I think that this is very important. Obviously, it acts as a corrective to the 'underpowered and incompetent' interpretation of the Thief class without changing anything but the perspective of players and referees - those laughably low chances of success are in fact the chances of the Thief doing something remarkable. This is because classed and levelled characters are exceptional people. Not all thieves are Thieves. The proliferation of classed and levelled NPCs in D&D material was one of the big wrong turns, looking back at published D&D material. Even in the marvellous Night's Dark Terror, Threshold is home to an unnamed 7th Level Thief who, improbably, seems to make his or her living picking pockets. By understanding success at Thief skills as the achievement of something remarkable, the petty pickpockets can be 0-level humans performing mundane, rather than exceptional, acts, Any PC should have a crack at performing mundane acts, depending on circumstance. But only classed characters get to use class abilities in order to achieve the exceptional. And by considering Thief skills in this way, we effectively grant high-level Thieves the kind of superhuman abilities gained by the other classes at high level - there is no need to detail new abilities as promised by Cook and Marsh.
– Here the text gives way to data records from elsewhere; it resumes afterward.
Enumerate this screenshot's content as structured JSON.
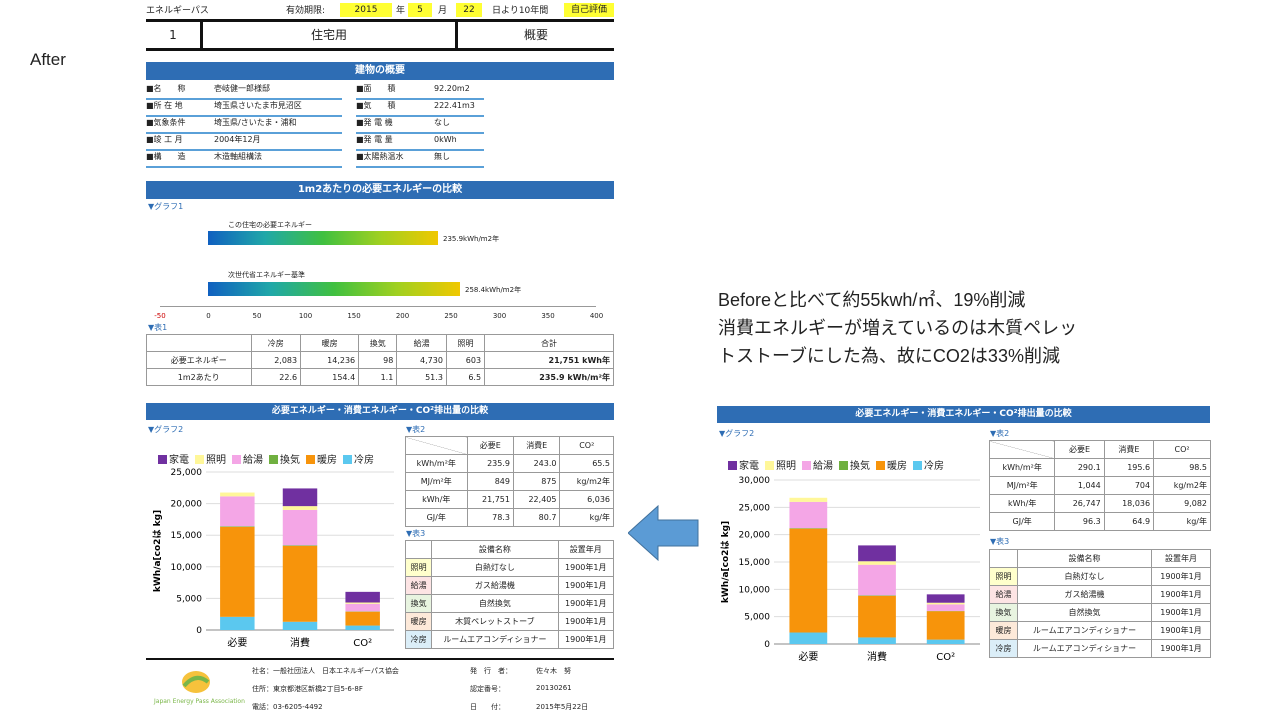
{
  "page_label": "After",
  "header": {
    "title": "エネルギーパス",
    "validity_label": "有効期限:",
    "year": "2015",
    "year_unit": "年",
    "month": "5",
    "month_unit": "月",
    "day": "22",
    "suffix": "日より10年間",
    "badge": "自己評価"
  },
  "id_row": {
    "number": "1",
    "type": "住宅用",
    "summary": "概要"
  },
  "building": {
    "title": "建物の概要",
    "left": [
      {
        "k": "■名　　称",
        "v": "壱岐健一郎様邸"
      },
      {
        "k": "■所 在 地",
        "v": "埼玉県さいたま市見沼区"
      },
      {
        "k": "■気象条件",
        "v": "埼玉県/さいたま・浦和"
      },
      {
        "k": "■竣 工 月",
        "v": "2004年12月"
      },
      {
        "k": "■構　　造",
        "v": "木造軸組構法"
      }
    ],
    "right": [
      {
        "k": "■面　　積",
        "v": "92.20m2"
      },
      {
        "k": "■気　　積",
        "v": "222.41m3"
      },
      {
        "k": "■発 電 機",
        "v": "なし"
      },
      {
        "k": "■発 電 量",
        "v": "0kWh"
      },
      {
        "k": "■太陽熱温水",
        "v": "無し"
      }
    ]
  },
  "energy_section": {
    "title": "1m2あたりの必要エネルギーの比較",
    "graph_label": "▼グラフ1",
    "bar1_label": "この住宅の必要エネルギー",
    "bar1_value": "235.9kWh/m2年",
    "bar2_label": "次世代省エネルギー基準",
    "bar2_value": "258.4kWh/m2年",
    "axis": [
      "-50",
      "0",
      "50",
      "100",
      "150",
      "200",
      "250",
      "300",
      "350",
      "400"
    ],
    "table_label": "▼表1",
    "table1": {
      "headers": [
        "",
        "冷房",
        "暖房",
        "換気",
        "給湯",
        "照明",
        "合計"
      ],
      "rows": [
        [
          "必要エネルギー",
          "2,083",
          "14,236",
          "98",
          "4,730",
          "603",
          "21,751 kWh年"
        ],
        [
          "1m2あたり",
          "22.6",
          "154.4",
          "1.1",
          "51.3",
          "6.5",
          "235.9 kWh/m²年"
        ]
      ]
    }
  },
  "compare_after": {
    "title": "必要エネルギー・消費エネルギー・CO²排出量の比較",
    "graph_label": "▼グラフ2",
    "table2_label": "▼表2",
    "table3_label": "▼表3",
    "ylabel": "kWh/a[co2は kg]",
    "table2": {
      "headers": [
        "",
        "必要E",
        "消費E",
        "CO²"
      ],
      "rows": [
        [
          "kWh/m²年",
          "235.9",
          "243.0",
          "65.5"
        ],
        [
          "MJ/m²年",
          "849",
          "875",
          "kg/m2年"
        ],
        [
          "kWh/年",
          "21,751",
          "22,405",
          "6,036"
        ],
        [
          "GJ/年",
          "78.3",
          "80.7",
          "kg/年"
        ]
      ]
    },
    "table3": {
      "headers": [
        "",
        "設備名称",
        "設置年月"
      ],
      "rows": [
        [
          "照明",
          "白熱灯なし",
          "1900年1月"
        ],
        [
          "給湯",
          "ガス給湯機",
          "1900年1月"
        ],
        [
          "換気",
          "自然換気",
          "1900年1月"
        ],
        [
          "暖房",
          "木質ペレットストーブ",
          "1900年1月"
        ],
        [
          "冷房",
          "ルームエアコンディショナー",
          "1900年1月"
        ]
      ]
    }
  },
  "compare_before": {
    "title": "必要エネルギー・消費エネルギー・CO²排出量の比較",
    "graph_label": "▼グラフ2",
    "table2_label": "▼表2",
    "table3_label": "▼表3",
    "ylabel": "kWh/a[co2は kg]",
    "table2": {
      "headers": [
        "",
        "必要E",
        "消費E",
        "CO²"
      ],
      "rows": [
        [
          "kWh/m²年",
          "290.1",
          "195.6",
          "98.5"
        ],
        [
          "MJ/m²年",
          "1,044",
          "704",
          "kg/m2年"
        ],
        [
          "kWh/年",
          "26,747",
          "18,036",
          "9,082"
        ],
        [
          "GJ/年",
          "96.3",
          "64.9",
          "kg/年"
        ]
      ]
    },
    "table3": {
      "headers": [
        "",
        "設備名称",
        "設置年月"
      ],
      "rows": [
        [
          "照明",
          "白熱灯なし",
          "1900年1月"
        ],
        [
          "給湯",
          "ガス給湯機",
          "1900年1月"
        ],
        [
          "換気",
          "自然換気",
          "1900年1月"
        ],
        [
          "暖房",
          "ルームエアコンディショナー",
          "1900年1月"
        ],
        [
          "冷房",
          "ルームエアコンディショナー",
          "1900年1月"
        ]
      ]
    }
  },
  "colors": {
    "家電": "#7030a0",
    "照明": "#fff799",
    "給湯": "#f4a6e6",
    "換気": "#70b040",
    "暖房": "#f7940b",
    "冷房": "#5bc8ef",
    "bar": "#2e6db4"
  },
  "chart_data": [
    {
      "type": "bar",
      "stacked": true,
      "categories": [
        "必要",
        "消費",
        "CO²"
      ],
      "ylim": [
        0,
        25000
      ],
      "yticks": [
        "0",
        "5,000",
        "10,000",
        "15,000",
        "20,000",
        "25,000"
      ],
      "series": [
        {
          "name": "冷房",
          "values": [
            2083,
            1300,
            700
          ]
        },
        {
          "name": "暖房",
          "values": [
            14236,
            12000,
            2200
          ]
        },
        {
          "name": "換気",
          "values": [
            98,
            100,
            50
          ]
        },
        {
          "name": "給湯",
          "values": [
            4730,
            5600,
            1200
          ]
        },
        {
          "name": "照明",
          "values": [
            603,
            600,
            200
          ]
        },
        {
          "name": "家電",
          "values": [
            0,
            2800,
            1686
          ]
        }
      ]
    },
    {
      "type": "bar",
      "stacked": true,
      "categories": [
        "必要",
        "消費",
        "CO²"
      ],
      "ylim": [
        0,
        30000
      ],
      "yticks": [
        "0",
        "5,000",
        "10,000",
        "15,000",
        "20,000",
        "25,000",
        "30,000"
      ],
      "series": [
        {
          "name": "冷房",
          "values": [
            2100,
            1200,
            800
          ]
        },
        {
          "name": "暖房",
          "values": [
            19000,
            7600,
            5200
          ]
        },
        {
          "name": "換気",
          "values": [
            100,
            100,
            50
          ]
        },
        {
          "name": "給湯",
          "values": [
            4800,
            5600,
            1200
          ]
        },
        {
          "name": "照明",
          "values": [
            747,
            636,
            300
          ]
        },
        {
          "name": "家電",
          "values": [
            0,
            2900,
            1532
          ]
        }
      ]
    }
  ],
  "note": {
    "line1": "Beforeと比べて約55kwh/㎡、19%削減",
    "line2": "消費エネルギーが増えているのは木質ペレッ",
    "line3": "トストーブにした為、故にCO2は33%削減"
  },
  "footer": {
    "org": "社名：一般社団法人　日本エネルギーパス協会",
    "addr": "住所：東京都港区新橋2丁目5-6-8F",
    "tel": "電話：03-6205-4492",
    "issuer_k": "発　行　者：",
    "issuer_v": "佐々木　努",
    "cert_k": "認定番号：",
    "cert_v": "20130261",
    "date_k": "日　　付：",
    "date_v": "2015年5月22日",
    "logo_text": "Japan Energy Pass Association"
  }
}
But, of course, not all thieves are Thieves, not all 'fighting men' are Fighters, not all priests are Clerics, and... not all students of magic are Magic Users? Yes, possibly even the last case should be true. There should be 0 level scholars, cunning men and wise women who can work some petty magical effects, at great expense, effort or sacrifice, but only classed and levelled Magic Users can work magic with true power. And once the players and referee start thinking about classed and levelled characters as exceptional within the game world, playing at low levels takes on a different flavour.